La corte d’appello di Firenze ha confermato nella sostanza la sentenza di primo grado con cui furono condannati tre carabinieri per omicidio colposo nella vicenda della morte di Riccardo Magherini, il 40enne deceduto in strada a Firenze durante un controllo la notte del 3 marzo 2014. Condannati quindi i carabinieri Vincenzo Corni a 8 mesi, Stefano Castellano e Agostino della Porta a 7 mesi ciascuno. «E’ quello che volevamo», hanno commentato Guido e Andrea Magherini, padre e fratello di Riccardo. «La sentenza di appello conferma le condanne ed esclude responsabilità di Riccardo nella propria morte. La corte ha accolto tutte le nostre richieste – ha aggiunto l’avvocato Fabio Anselmo, parte civile per la famiglia Magherini – Anche se le provvisionali non ci restituiranno Riccardo, hanno un valore simbolico importante. Inoltre la sentenza ha escluso il contributo concausale di Riccardo nella sua morte: è morto per asfissia non per colpa propria».

Le reazioni «Moderatamente soddisfatto», si dice l’avvocato difensore dei carabinieri Francesco Maresca aggiungendo: «è una sentenza neutra che di fatto lascia le posizioni nello stesso modo in cui erano state sviluppate nel primo grado e che riequilibra il concorso di colpa. In verità mi aspettavo una posizione più netta, rimane la linea del primo grado di cui accolgo le lievi condanne ai tre carabinieri». Estranee alla vicenda due dei tre volontari intervenuti Claudia Matta e Janeta Mitrea. Il terzo, Maurizio Perini, è invece venuto a mancare durante lo svolgimento del processo di primo grado per un grave incidente.
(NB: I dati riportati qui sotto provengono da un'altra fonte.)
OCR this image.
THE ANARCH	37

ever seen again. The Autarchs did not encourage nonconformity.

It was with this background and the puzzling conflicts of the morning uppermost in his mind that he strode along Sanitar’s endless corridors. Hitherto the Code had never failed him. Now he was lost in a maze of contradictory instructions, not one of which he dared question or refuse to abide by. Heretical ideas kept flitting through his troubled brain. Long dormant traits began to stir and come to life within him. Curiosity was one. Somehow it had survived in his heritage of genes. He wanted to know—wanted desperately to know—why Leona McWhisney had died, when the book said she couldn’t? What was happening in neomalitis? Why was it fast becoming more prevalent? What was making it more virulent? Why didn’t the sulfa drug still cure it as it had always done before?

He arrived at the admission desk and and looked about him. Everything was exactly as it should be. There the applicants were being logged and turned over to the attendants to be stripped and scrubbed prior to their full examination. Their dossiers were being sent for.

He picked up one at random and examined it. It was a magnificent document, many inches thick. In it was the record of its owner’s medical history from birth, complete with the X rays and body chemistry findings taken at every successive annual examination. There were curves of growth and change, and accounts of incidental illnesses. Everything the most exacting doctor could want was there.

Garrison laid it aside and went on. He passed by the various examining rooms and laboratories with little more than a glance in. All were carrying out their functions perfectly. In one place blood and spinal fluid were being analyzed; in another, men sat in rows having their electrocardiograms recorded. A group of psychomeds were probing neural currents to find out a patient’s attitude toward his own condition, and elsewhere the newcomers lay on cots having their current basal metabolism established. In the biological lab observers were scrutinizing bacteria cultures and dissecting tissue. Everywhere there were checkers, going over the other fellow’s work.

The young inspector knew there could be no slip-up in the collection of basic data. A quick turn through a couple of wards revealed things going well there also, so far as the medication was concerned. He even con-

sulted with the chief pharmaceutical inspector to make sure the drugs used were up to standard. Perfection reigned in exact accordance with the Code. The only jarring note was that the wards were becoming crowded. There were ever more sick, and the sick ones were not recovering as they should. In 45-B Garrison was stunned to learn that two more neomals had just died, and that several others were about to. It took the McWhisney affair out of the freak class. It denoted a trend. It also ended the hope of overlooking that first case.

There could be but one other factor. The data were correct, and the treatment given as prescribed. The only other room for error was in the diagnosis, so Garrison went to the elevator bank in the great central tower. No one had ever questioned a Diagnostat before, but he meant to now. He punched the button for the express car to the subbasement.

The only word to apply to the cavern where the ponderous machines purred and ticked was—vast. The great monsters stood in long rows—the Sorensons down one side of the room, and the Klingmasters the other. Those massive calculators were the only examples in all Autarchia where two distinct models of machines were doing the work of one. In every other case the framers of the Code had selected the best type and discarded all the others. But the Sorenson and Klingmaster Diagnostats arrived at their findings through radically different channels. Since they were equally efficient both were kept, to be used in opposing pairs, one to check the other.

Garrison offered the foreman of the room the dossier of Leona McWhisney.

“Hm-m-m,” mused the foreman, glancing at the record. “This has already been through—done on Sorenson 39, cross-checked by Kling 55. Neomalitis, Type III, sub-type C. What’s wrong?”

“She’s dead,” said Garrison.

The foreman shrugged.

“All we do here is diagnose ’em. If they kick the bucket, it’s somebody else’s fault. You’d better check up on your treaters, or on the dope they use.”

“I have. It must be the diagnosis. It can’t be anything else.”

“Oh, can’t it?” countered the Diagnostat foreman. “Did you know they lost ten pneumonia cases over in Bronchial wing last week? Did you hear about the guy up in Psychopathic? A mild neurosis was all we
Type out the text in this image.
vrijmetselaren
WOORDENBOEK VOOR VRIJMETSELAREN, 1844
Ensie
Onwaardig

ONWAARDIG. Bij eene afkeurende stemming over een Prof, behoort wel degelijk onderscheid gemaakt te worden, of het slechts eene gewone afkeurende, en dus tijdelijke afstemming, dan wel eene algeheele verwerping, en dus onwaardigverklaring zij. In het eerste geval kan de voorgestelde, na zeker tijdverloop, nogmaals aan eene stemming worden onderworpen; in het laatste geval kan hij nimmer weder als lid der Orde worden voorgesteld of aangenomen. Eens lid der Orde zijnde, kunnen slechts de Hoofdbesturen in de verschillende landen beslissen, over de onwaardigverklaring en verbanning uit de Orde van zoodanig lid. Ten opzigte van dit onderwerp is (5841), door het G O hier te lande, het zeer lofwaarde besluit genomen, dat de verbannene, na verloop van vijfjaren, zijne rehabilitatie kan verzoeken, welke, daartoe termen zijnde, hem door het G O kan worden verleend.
«La giustizia ha confermato la nostra estraneità ai fatti. Sono stati anni molto duri, durante i quali abbiamo anche perso un amico nel bel mezzo della bufera processuale e questa sentenza la dedichiamo a lui. Speriamo che finalmente sia finita, almeno per noi, ma non è un momento di gioia: perché non sarà mai finita per la Famiglia Magherini, alla quale ci sentiamo molto vicini. Nessuna giustizia potrà rendere loro Riccardo e il loro dolore non sarà dimenticato».